After a commercial break, the hosts introduce Rod Thomas (Bright Light Bright Light), a DJ, artist and producer. Spanos and Sheffield thank him and he says “it’s not exactly a hardship to talk about this lady or this song.” They ask him about his first experiences with Cher and he talks about how his parents were into the Beatles (he was born in 1982) and how Cher was a famous movie actress when he was growing up. He said the first time he paid attention to her as a music artist was on the album It’s a Man’s World. He talks about loving Junior Vasquez’s “One by One” remix but that it wasn’t a hit. He says he “ran out to buy” the “Believe” CD at Woolworth’s in his hometown of Neath, Wales. They joke that Cher was on her 4th or 5th life by that time. Thomas says, “Everyone in school was talking about it, the straight kids, the weird kids, the bullies, the popular kids. Everyone was playing it. You heard it everywhere.” He feels it was the fist time there was “an all-engulfing wave around an artist everyone knew.”  It was a song everyone loved. He feels “Believe” is a “very British-centric sound” and he credits that to songwriter/producer Brian Higgins. He said the song really feels like “you’re in a British gay club.” He thinks the phenomenon was helped by the show Queer as Folk. People then were listening to “really gay music, like Gina G and The Spice Girls”. Very camp. And he believes the song was a legitimate “British gay anthem.”

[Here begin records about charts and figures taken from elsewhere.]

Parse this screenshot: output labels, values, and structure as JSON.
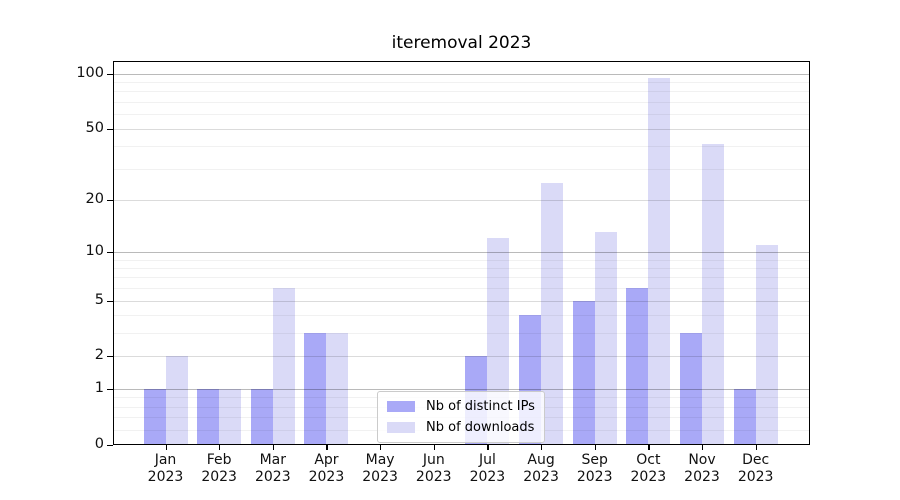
{
  "title": "iteremoval 2023",
  "chart_data": {
    "type": "bar",
    "title": "iteremoval 2023",
    "xlabel": "",
    "ylabel": "",
    "yscale": "log10(1+y)",
    "ylim": [
      0,
      117
    ],
    "grid": "horizontal",
    "y_ticks": [
      0,
      1,
      2,
      5,
      10,
      20,
      50,
      100
    ],
    "y_major_emphasis": [
      1,
      10,
      100
    ],
    "y_minor_ticks": [
      0.2,
      0.4,
      0.6,
      0.8,
      3,
      4,
      6,
      7,
      8,
      9,
      30,
      40,
      60,
      70,
      80,
      90
    ],
    "categories": [
      "Jan 2023",
      "Feb 2023",
      "Mar 2023",
      "Apr 2023",
      "May 2023",
      "Jun 2023",
      "Jul 2023",
      "Aug 2023",
      "Sep 2023",
      "Oct 2023",
      "Nov 2023",
      "Dec 2023"
    ],
    "series": [
      {
        "name": "Nb of distinct IPs",
        "color": "#a9a9f7",
        "values": [
          1,
          1,
          1,
          3,
          0,
          0,
          2,
          4,
          5,
          6,
          3,
          1
        ]
      },
      {
        "name": "Nb of downloads",
        "color": "#dadaf7",
        "values": [
          2,
          1,
          6,
          3,
          0,
          0,
          12,
          25,
          13,
          95,
          41,
          11
        ]
      }
    ],
    "legend_position": "lower center"
  }
}
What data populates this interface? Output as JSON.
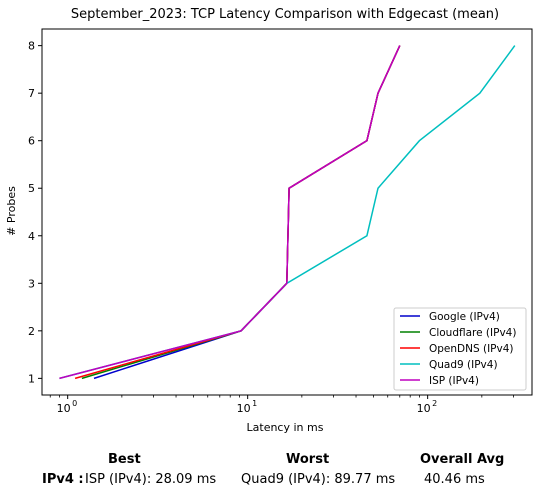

Spanos says she likes to think about where music started and ended in the 1990s, from grunge to pop-punk to euro pop and House Music like “Believe.” Thomas says it was a time when “everyone was on the same page for a moment in British pop culture.” Whether you were straight or gay, whether you were in coffeehouses, clubs or a shopping center and how unusual that was, “especially for a heritage artist that traditionally younger kids wouldn’t gravitate to.”

They talk about the song being a #1 hit worldwide, a song Sheffield calls “immortal,” a song that you “instantly knew …was a timeless song. Thomas claims that Cher hates the song and how regrettable this is. He says there is a famous interview where she talks about hating how ubiquitous the song was at the time. I don’t remember this from any of the U.S. interviews. Thomas toured with Cher and might have seen a UK interview where she said this.

Thomas says that every time he works as a DJ, someone will request “Believe” and that it’s a “very mixed bag of gender, age and demographic.” “Everyone dances to this song. People melt in these ephemeral things and go feral.”

They ask Thomas where he was when he first danced to the song. He describes a British club called H2O that had three floors: a bar, a restaurant and a club at the top. He says you would hear the song playing on every single floor and that the upstairs club would play the song at least once or twice each night. He says the song represents “a specific sound and a specific moment in time.” He says Brian Higgins went on to do some great stuff but that this song “was a pivotal moment for him, for Cher, for British pop culture and for music.”

Thomas says the song “changed ageism” and put the focus on the song over the artist. Sheffield says Cher had “built her legend already” but that this song “invented a new Cher.” They then talk about Cher’s look around that time, her “wiggery.” How wonderful and cool it was. How her look was “trashy and fabulous…shimmery….” what Thomas calls “gaudy and tasteless but also fabulous and cool.” He also talks about how amazing her voice sounded on the record. “Her voice is perfect.” How the production was perfect and the genius of the technology. Of the Cher Effect, he says, “everyone was doing it in school” (imitating it) and how the song was at its peak for “many, many months.”

Sheffield talks about being at the punk show Mannequin Pussy recently and the venue was trying to “shoo everyone out” but “Believe” came on and then “no one would leave.” Thomas says, “that’s not even my favorite song on that record.” He talks about opening for Cher for nine shows across Europe and how he first saw her show in Brooklyn. He references the video montages and her other dance songs (“Strong Enough” and  “All or Nothing”), but when “Believe” came up “you could feel the room lift,” how fans were there “from every conceivable living age bracket” and that this song brings them all together. He says, “it was amazing to watch it.”